Paris in the spring. It's the old cliché, of course. The plane trees coming into leaf, the cafés full of chatter. What makes it different is not just the chic. Where else can women grow old with such attitude? But it is also the light. The buildings appear to lean back, so that the sun catches the upper storeys in a way that is special in itself.
The mood this April is certainly more sombre than I have known it. The cuts in services are biting. There are more beggars. Prices have risen inexorably. But in a funny way, it seems to have made the Parisians more French, prouder of what makes them special compared with the collapsed arrogance of the Anglo-Saxon world and the wastrel ways of the Greeks and Irish.

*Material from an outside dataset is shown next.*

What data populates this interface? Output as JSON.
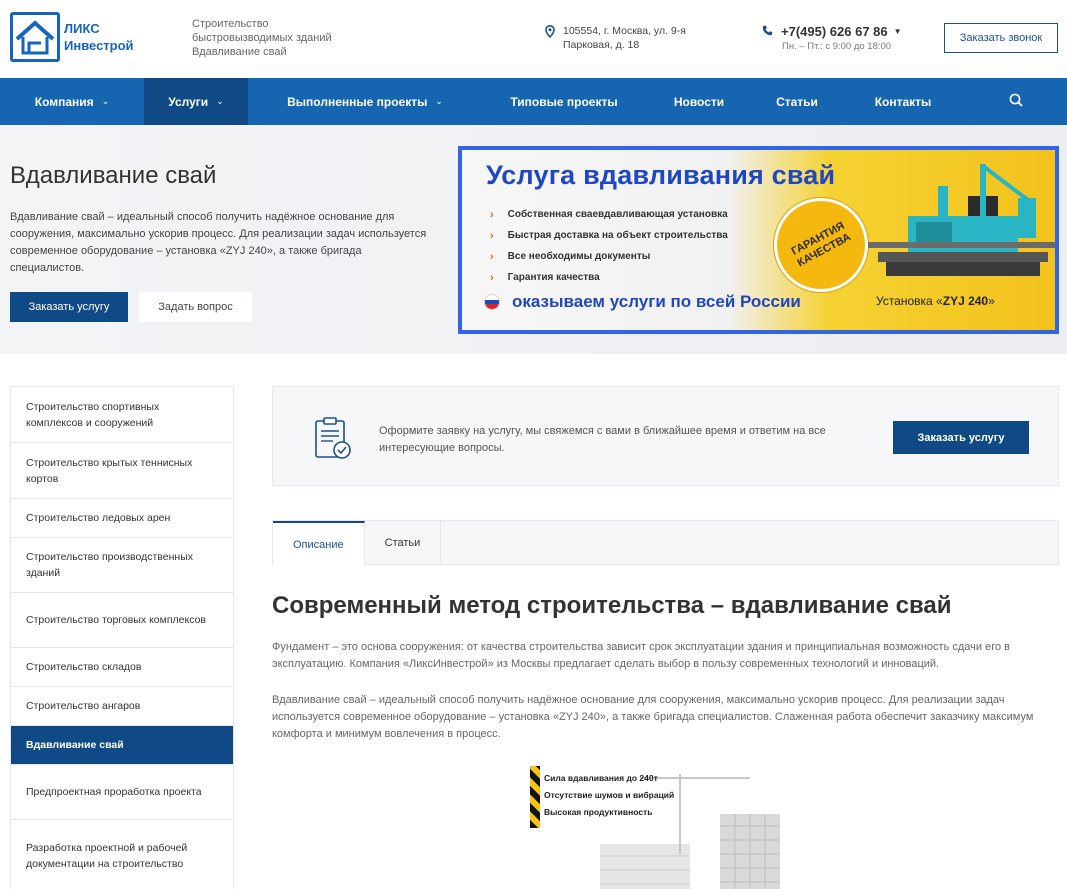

Returning to London feels different. Not that the city isn't as beautiful. We've made a mess of the river and made it worse with the apartment blocks. The light does not have the same effect on them. But the trees, the parks and squares have nothing to apologise for. What is different in London is the sheer energy and vivacity which came with the financial boom and made every young Frenchman worth his salt want to live and work here.
Yet London has acquired something that feels rather governmental and French. Coming into St Pancras you are greeted by an enormous Soviet-style set of Olympic rings, a reminder – as if we needed it – of our status next year. I fear, as with Pompidou and Mitterrand's grands projets, it will prove out of tune with the times – fine when it was dreamed up but not now that the mood has changed. Paris may yet be pleased not to have won it.
So much for solidarity with the Japanese
I was surprised to find last week that one of my favourite lunching places, a modest Japanese restaurant in central London, has a large notice outside declaring that none of its fish came from infected waters around the stricken Fukushima plant. What was more, the restaurant assured its customers, none of its fish now came from Japanese waters at all.
Was it meant for its Japanese or its English customers? It's hard to tell, for the non-Japanese have proved anything but sympathetic to the plight of the Japanese in Japan. Many of the airlines have been stopping en route to Japan so that they can exchange crews for Japanese and take on other food before flying on to Tokyo, in the face of the reluctance of their staff to stay a night.
Can we really be so lily-livered? Nearly 13 million people live in Tokyo, yet we daren't go there. That may be a tribute to the basic fear we have of nuclear power. But it says little for the spirit of brotherhood that globalisation was supposed to engender.
Don't keep us in suspense about Sarah
Like most addicts of the Danish crime series The Killing, which has just finished its first series, we have tried to fill our Saturday evenings with the third series of the French TV crime story Spiral. It doesn't, in truth, fill the gap. Obsessed, as French cinema has always been, with an American style of gritty violence and language, it merely points up the degree of restraint and subtlety of the Danish production. In 20 one-hour episodes we saw only two bodies and then the camera did not dwell on them. In Spiral we've already had two bodies in two episodes, both shown lingeringly in their gory dismemberment.
The one thing that the two series do have in common, besides cinematography of a quality we seem to be abandoning in British crime serials, is the presence of a woman as the chief detective. We've been through dishevelled male detectives and the occasional female lead struggling with her life-work balance.
In the French series Laure Berthaud is still in this mould, although more dishevelled than any before. But Sarah Lund of The Killing was something else – a policewoman of tunnel vision who got it right only after getting it continuously wrong, and breaking personal and professional relationships in the process.
The BBC has promised us a second series of The Killing this autumn, but it won't say when. How can we plan our lives without knowing?